Monday, November 07, 2022

Hellbound: Hellraiser II (1988) *

 


    --Spoiler Alert --

    This contains spoilers for the first film in the Hellraiser series. The film will also spoil your dinner.


Based on the novella “The Hellbound Heart,” by Clive Barker, who also screen-wrote and directed, 1987's “Hellraiser” was visually interesting, but narratively under-cooked. It plays today like a soft-filtered piece of 80's camp, with bad acting and an intriguing premise that deteriorates into a hot mess of an ending. Whatever else you can say about the film, it at least offered something original.


The story involves a magic puzzle box. A world traveler and hedonist named Frank Cotton has been told that the box is the key to otherworldly pleasures, but solving it unleashes demons called Cenobites, who rip Frank apart and drag his soul into another dimension. Some time later, Frank is accidentally partly-resurrected. His former lover, Julia, who is still obsessed with him, helps with his revival by sacrificing a series of men to him, ultimately including her husband, Larry, who is Frank's brother. Larry's daughter, Kirsty, finds Frank's puzzle box and solves it, summoning the Cenobites, whom Kirsty convinces to take the escaped Frank's soul instead of her own.


“Hellbound: Hellraiser II” picks up where the first film left off. Kirsty finds herself in a mental hospital where the head psychiatrist, coincidentally, is a student of the occult.

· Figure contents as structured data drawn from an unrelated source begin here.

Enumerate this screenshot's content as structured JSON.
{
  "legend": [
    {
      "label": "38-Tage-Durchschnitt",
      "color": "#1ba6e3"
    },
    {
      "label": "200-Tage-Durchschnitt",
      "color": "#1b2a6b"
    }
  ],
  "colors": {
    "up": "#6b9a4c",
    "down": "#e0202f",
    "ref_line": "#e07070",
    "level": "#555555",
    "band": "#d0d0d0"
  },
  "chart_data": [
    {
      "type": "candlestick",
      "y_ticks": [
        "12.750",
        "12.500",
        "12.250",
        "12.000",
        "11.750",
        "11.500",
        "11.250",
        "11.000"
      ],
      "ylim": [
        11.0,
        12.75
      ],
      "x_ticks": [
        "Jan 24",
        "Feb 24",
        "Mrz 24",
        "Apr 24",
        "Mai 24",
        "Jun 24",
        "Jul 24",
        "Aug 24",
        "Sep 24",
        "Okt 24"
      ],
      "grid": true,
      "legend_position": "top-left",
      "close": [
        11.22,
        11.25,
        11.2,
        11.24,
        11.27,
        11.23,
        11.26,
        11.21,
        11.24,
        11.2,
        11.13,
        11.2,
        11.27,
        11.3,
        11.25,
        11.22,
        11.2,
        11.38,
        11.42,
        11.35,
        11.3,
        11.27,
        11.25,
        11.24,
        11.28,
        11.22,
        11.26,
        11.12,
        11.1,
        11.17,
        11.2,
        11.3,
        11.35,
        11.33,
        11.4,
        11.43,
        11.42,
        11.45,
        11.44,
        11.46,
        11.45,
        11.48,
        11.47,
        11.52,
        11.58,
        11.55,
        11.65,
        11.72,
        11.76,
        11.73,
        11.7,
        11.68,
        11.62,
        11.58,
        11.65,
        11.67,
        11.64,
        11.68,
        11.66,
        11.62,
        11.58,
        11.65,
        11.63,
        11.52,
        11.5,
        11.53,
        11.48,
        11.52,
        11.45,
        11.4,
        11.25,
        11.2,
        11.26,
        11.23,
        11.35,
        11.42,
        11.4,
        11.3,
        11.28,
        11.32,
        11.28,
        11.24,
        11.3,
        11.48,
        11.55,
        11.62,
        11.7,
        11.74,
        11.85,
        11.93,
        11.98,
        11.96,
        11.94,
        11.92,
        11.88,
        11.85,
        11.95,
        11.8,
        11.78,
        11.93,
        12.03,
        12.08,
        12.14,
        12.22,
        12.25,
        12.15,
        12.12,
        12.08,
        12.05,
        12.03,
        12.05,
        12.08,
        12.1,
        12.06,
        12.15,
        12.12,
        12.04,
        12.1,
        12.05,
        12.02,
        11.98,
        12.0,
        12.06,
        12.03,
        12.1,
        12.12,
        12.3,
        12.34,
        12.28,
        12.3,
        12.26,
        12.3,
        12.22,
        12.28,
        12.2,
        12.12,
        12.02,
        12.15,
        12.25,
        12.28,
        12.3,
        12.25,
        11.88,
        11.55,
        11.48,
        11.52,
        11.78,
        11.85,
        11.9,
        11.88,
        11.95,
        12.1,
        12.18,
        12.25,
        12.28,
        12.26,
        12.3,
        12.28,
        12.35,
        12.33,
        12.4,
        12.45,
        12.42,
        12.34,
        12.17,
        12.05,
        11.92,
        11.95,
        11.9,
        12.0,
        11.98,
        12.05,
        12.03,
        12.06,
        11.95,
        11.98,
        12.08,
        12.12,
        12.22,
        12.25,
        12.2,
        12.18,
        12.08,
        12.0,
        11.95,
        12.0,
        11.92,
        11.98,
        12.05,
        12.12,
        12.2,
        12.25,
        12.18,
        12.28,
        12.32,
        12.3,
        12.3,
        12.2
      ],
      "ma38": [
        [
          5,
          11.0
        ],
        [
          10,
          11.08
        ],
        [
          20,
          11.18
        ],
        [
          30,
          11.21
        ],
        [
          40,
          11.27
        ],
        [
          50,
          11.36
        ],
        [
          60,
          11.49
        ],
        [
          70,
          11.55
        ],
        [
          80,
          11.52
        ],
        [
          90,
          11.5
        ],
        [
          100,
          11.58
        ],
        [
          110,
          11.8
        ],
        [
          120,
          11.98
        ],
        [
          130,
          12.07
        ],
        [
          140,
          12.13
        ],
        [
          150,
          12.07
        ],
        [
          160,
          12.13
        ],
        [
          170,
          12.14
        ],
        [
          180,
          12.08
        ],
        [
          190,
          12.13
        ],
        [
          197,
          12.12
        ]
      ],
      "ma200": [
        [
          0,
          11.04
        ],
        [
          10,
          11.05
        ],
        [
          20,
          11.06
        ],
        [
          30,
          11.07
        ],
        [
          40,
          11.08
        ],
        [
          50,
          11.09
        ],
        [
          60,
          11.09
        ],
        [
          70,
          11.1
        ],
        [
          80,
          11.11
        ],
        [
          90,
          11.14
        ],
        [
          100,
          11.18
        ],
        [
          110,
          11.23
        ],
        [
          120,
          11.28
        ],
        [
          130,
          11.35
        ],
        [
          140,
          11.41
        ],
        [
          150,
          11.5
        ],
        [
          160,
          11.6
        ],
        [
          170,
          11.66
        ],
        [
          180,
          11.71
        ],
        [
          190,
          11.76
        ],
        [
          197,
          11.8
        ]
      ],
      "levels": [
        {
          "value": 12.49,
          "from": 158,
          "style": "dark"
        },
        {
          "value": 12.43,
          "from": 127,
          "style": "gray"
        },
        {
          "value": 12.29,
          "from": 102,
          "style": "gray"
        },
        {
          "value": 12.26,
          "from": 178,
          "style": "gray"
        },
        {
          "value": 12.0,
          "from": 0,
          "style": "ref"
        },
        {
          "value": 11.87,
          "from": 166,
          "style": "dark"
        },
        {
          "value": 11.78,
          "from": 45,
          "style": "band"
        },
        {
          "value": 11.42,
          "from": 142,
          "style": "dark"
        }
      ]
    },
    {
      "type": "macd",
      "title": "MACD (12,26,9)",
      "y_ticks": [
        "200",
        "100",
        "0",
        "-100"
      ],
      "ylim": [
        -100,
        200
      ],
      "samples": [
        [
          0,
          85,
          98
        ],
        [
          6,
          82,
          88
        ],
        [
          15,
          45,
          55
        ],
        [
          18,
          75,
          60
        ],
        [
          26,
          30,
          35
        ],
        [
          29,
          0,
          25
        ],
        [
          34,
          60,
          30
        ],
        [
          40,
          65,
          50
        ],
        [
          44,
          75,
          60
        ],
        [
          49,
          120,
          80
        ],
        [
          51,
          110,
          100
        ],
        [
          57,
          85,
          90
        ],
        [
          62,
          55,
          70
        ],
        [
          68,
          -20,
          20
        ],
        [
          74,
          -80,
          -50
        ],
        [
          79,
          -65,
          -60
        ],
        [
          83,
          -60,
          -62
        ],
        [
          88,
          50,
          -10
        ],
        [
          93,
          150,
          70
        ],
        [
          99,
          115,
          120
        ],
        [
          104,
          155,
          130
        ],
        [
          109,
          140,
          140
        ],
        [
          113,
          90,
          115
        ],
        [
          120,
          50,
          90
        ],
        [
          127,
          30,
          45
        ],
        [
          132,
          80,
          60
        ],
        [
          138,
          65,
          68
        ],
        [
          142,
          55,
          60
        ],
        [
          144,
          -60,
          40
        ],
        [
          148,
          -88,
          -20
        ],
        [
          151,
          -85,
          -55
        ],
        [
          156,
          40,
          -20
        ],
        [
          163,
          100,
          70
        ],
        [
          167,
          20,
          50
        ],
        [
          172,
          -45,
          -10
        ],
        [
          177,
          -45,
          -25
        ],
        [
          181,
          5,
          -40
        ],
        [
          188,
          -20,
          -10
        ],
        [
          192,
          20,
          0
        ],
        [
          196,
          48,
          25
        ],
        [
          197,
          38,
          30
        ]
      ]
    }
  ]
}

He has his own collection of puzzle boxes and esoteric literature regarding the Cenobites. Hearing Kirsty's story, he sets out to resurrect Julia. Driven more by an insatiable curiosity than carnal desires, he then seeks to summon the Cenobites.


As I said, the first film wasn't great, but it at least offered concepts and visuals that were unique. “Hellraiser II” attempts to further the story of the Cenobites a little bit, but it does not take us very far. Basically it just recycles everything from the first film, and with the novelty gone, we are just left with non-stop gore. The movie is, ultimately, a combination of body horror and cosmic horror, but it's rather thin gruel. The film relies on a numbing barrage of nightmarish images of the sort that a disturbed middle-schooler with unsupervised internet access might draw in their notebooks.


The “Hellraiser” movies remind me a bit of the “Phantasm” franchise. Both involve a unique vision, a hand-sized MacGuffin, and terrible writing, and neither, at the end of the day, is really worth your time.